Will was inhaling his food at a speed that seemed potentially hazardous for a wild dog, much less an average-sized human, when my phone dinged with an incoming e-mail. I grabbed for it, and when I saw it was from Clark, I almost dropped the phone in my Tom Kha.
“Omigod, he actually answered all the things!” Relief washed through me as I stared at my phone, and the weight that had been hanging around my neck like that damn albatross we read about in Great Books disappeared. I tossed the phone on the couch, and Will put his plate down just before I threw myself into his lap, wrapping my arms around his neck, and hugged him tight.
“Thanks,” I said in his ear.
His arms came around me and squeezed me tight, one hand moving up to stroke my hair.
“Sure, babe,” he said, and my heart practically stopped from joy.
LATER, I was taking a break, running through some easy yoga sequences. As often happened, after a few minutes of me doing something else, Will started to talk to me.
Initially, I’d thought this tendency was just Will being perverse. Like he was only interested in me when I wasn’t interested in him. After it happened a few times, though, I realized it wasn’t true. It was that Will felt most comfortable talking about some things when all my attention wasn’t on him. So, though my instinct was to pay attention when someone was talking to me, I’d learned it was best to just keep doing whatever I was doing and listen.
So I kept moving, keeping my breaths deep, in through the nose, out through the nose. Move and breathe. He watched me, perching on the arm of the couch so he could look out the window behind me at the same time. Will looked out the window a lot. The view was the main reason he’d taken this apartment, he’d told me once.
“You can’t get caught up in that kind of shit like what happened with Clark again,” Will was saying, staring past me into the dark city outside. “You’re too smart. You shouldn’t let people have that kind of power over you.”
This was pretty laughable coming from the guy who had such incredible power over me. But I didn’t say that. It was best to just let Will say his piece before responding.
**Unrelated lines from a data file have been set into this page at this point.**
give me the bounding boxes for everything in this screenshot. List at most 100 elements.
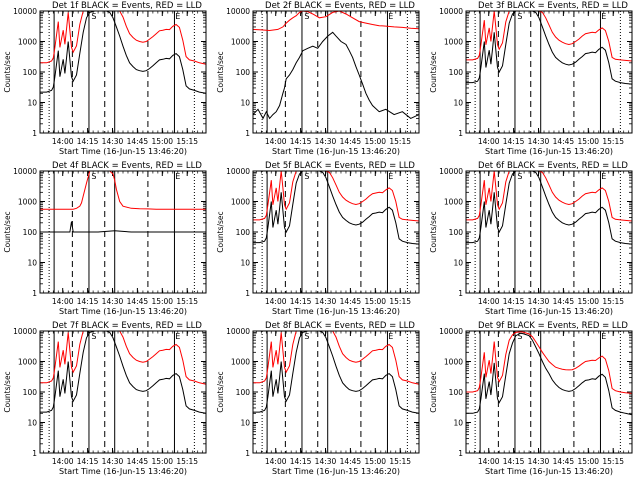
plot-frame <box>252 10 420 134</box>
x-tick-label: 14:30 <box>528 457 550 466</box>
events-series-line <box>40 330 207 414</box>
x-tick-label: 15:15 <box>176 457 198 466</box>
x-tick-label: 15:00 <box>577 297 599 306</box>
lld-series-line <box>253 330 420 385</box>
chart-panel-9: Det 9f BLACK = Events, RED = LLD Counts/s… <box>429 321 633 476</box>
y-tick-label: 100 <box>236 228 251 237</box>
lld-series-line <box>466 331 633 394</box>
x-tick-label: 15:15 <box>389 457 411 466</box>
y-axis-label: Counts/sec <box>3 211 12 252</box>
x-tick-label: 14:30 <box>102 297 124 306</box>
marker-letter: S <box>91 332 96 341</box>
y-tick-label: 100 <box>236 68 251 77</box>
x-tick-label: 14:45 <box>340 297 362 306</box>
y-tick-label: 10000 <box>13 7 37 16</box>
events-series-line <box>40 10 207 94</box>
events-series-line <box>252 31 420 120</box>
plot-frame <box>465 170 633 294</box>
chart-panel-2: Det 2f BLACK = Events, RED = LLD Counts/s… <box>216 1 420 156</box>
y-axis-label: Counts/sec <box>3 371 12 412</box>
y-tick-label: 1 <box>458 289 463 298</box>
x-tick-label: 15:15 <box>389 297 411 306</box>
panel-title: Det 3f BLACK = Events, RED = LLD <box>478 1 628 11</box>
x-tick-label: 15:00 <box>577 137 599 146</box>
plot-frame <box>252 330 420 454</box>
marker-letter: E <box>388 12 393 21</box>
x-tick-label: 14:15 <box>290 457 312 466</box>
y-tick-label: 1 <box>245 449 250 458</box>
y-axis-label: Counts/sec <box>216 51 225 92</box>
marker-letter: E <box>601 332 606 341</box>
x-tick-label: 14:15 <box>77 457 99 466</box>
y-tick-label: 1000 <box>444 358 463 367</box>
plot-frame <box>252 170 420 294</box>
events-series-line <box>466 332 633 416</box>
marker-letter: E <box>175 12 180 21</box>
y-tick-label: 10 <box>453 99 463 108</box>
panel-title: Det 7f BLACK = Events, RED = LLD <box>52 321 202 331</box>
y-axis-label: Counts/sec <box>3 51 12 92</box>
x-tick-label: 14:30 <box>102 457 124 466</box>
marker-letter: S <box>517 332 522 341</box>
y-tick-label: 10000 <box>439 167 463 176</box>
x-tick-label: 14:00 <box>52 297 74 306</box>
x-tick-label: 15:15 <box>602 297 624 306</box>
x-axis-label: Start Time (16-Jun-15 13:46:20) <box>485 147 613 156</box>
events-series-line <box>253 330 420 414</box>
x-tick-label: 14:00 <box>478 137 500 146</box>
x-tick-label: 14:45 <box>553 457 575 466</box>
x-axis-label: Start Time (16-Jun-15 13:46:20) <box>59 307 187 316</box>
x-tick-label: 15:00 <box>364 457 386 466</box>
x-axis-label: Start Time (16-Jun-15 13:46:20) <box>485 307 613 316</box>
x-tick-label: 15:00 <box>364 137 386 146</box>
marker-letter: E <box>388 172 393 181</box>
marker-letter: S <box>304 332 309 341</box>
panel-title: Det 6f BLACK = Events, RED = LLD <box>478 161 628 171</box>
x-axis-label: Start Time (16-Jun-15 13:46:20) <box>272 467 400 476</box>
x-tick-label: 15:15 <box>389 137 411 146</box>
panel-title: Det 4f BLACK = Events, RED = LLD <box>52 161 202 171</box>
lld-series-line <box>40 170 206 210</box>
y-tick-label: 10000 <box>13 167 37 176</box>
chart-panel-8: Det 8f BLACK = Events, RED = LLD Counts/s… <box>216 321 420 476</box>
x-tick-label: 14:30 <box>528 137 550 146</box>
x-tick-label: 14:30 <box>315 297 337 306</box>
plot-frame <box>39 170 207 294</box>
chart-panel-1: Det 1f BLACK = Events, RED = LLD Counts/s… <box>3 1 207 156</box>
plot-frame <box>39 10 207 134</box>
y-tick-label: 100 <box>23 388 38 397</box>
lld-series-line <box>466 10 633 62</box>
lld-series-line <box>40 330 207 385</box>
x-tick-label: 15:00 <box>364 297 386 306</box>
x-tick-label: 15:15 <box>176 137 198 146</box>
x-tick-label: 14:30 <box>315 457 337 466</box>
x-tick-label: 14:45 <box>127 137 149 146</box>
x-tick-label: 14:15 <box>77 137 99 146</box>
chart-panel-6: Det 6f BLACK = Events, RED = LLD Counts/s… <box>429 161 633 316</box>
marker-letter: S <box>517 12 522 21</box>
x-tick-label: 15:00 <box>577 457 599 466</box>
y-tick-label: 100 <box>236 388 251 397</box>
events-series-line <box>40 221 206 233</box>
y-axis-label: Counts/sec <box>429 371 438 412</box>
y-tick-label: 1000 <box>18 198 37 207</box>
y-tick-label: 1000 <box>231 38 250 47</box>
x-tick-label: 14:00 <box>478 457 500 466</box>
marker-letter: S <box>304 12 309 21</box>
x-tick-label: 14:00 <box>265 297 287 306</box>
y-axis-label: Counts/sec <box>216 371 225 412</box>
x-tick-label: 15:15 <box>176 297 198 306</box>
panel-title: Det 5f BLACK = Events, RED = LLD <box>265 161 415 171</box>
lld-series-line <box>40 10 207 65</box>
x-tick-label: 14:15 <box>290 297 312 306</box>
x-tick-label: 15:15 <box>602 137 624 146</box>
x-tick-label: 14:15 <box>503 457 525 466</box>
x-tick-label: 14:30 <box>102 137 124 146</box>
y-tick-label: 1 <box>458 449 463 458</box>
x-axis-label: Start Time (16-Jun-15 13:46:20) <box>59 467 187 476</box>
y-tick-label: 10 <box>240 419 250 428</box>
x-tick-label: 14:45 <box>127 457 149 466</box>
y-tick-label: 1 <box>32 449 37 458</box>
chart-panel-5: Det 5f BLACK = Events, RED = LLD Counts/s… <box>216 161 420 316</box>
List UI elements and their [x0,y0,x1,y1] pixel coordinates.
“I know he’s your TA, so he does technically have actual power over you. But you have to remember: NYU is providing a service, and you’re the customer. They’re there to educate you. To make sure you learn the material. Not to make you feel like shit, or like you’re not good enough. Not to try and control what you do with your life.”
That gave me pause since Clark had never tried to control anything about my life.
“Did that happen to you?” I asked carefully, pitching my voice softly so it sounded offhand. I moved into downward-facing dog like I was barely listening to the answer.
Will said nothing.
I pressed my thumbs firmly into the carpet, turned my elbows out to protect my shoulder joints, and moved my shoulder blades together on my back, bending into my knees and then pressing my thighs up to straighten my legs. I could practically hear Tonya’s voice in my head whispering adjustments.
“What happened?” I asked, and then I just breathed—in through my nose, out through my nose—and waited, not sure if Will would answer or not.
“There was this TA for my Intro to Graphic Design class, second semester freshman year.” Will ran a hand through his hair, still looking out the window. “Or, I guess he wasn’t technically a TA, since he wasn’t a grad student; he was a senior graphic design major, but whatever. He was really talented and really harsh. You could tell he kind of hated doing teaching stuff and thought he was too good for it. But he liked me. Said I had potential. He helped me out a lot—helped me with my designs and with adjusting to school. To the city.”
It was strange to be reminded that once Will was just a kid from small-town Michigan who’d never been to the city either. That however far away from me he sometimes seemed now, we’d come from the same place.
“But he was manipulative as hell too. Talked me out of using this one idea I had for a design and then used it himself. And when I called him on it, he told me that I hadn’t known what to do with it so it couldn’t’ve worked; that knowing how to use a design is just as important as the design itself.”
My arms started to shake, and I moved through a few vinyasas, my attention always on Will.
“Hell, he even manipulated me into thinking that I seduced him.”
I dropped to my hands and knees, breathing deliberately, like his words hadn’t knocked the wind out of me. As I moved into plank pose, out of the corner of my eye I saw him twisting the hem of his shirt between his fingers.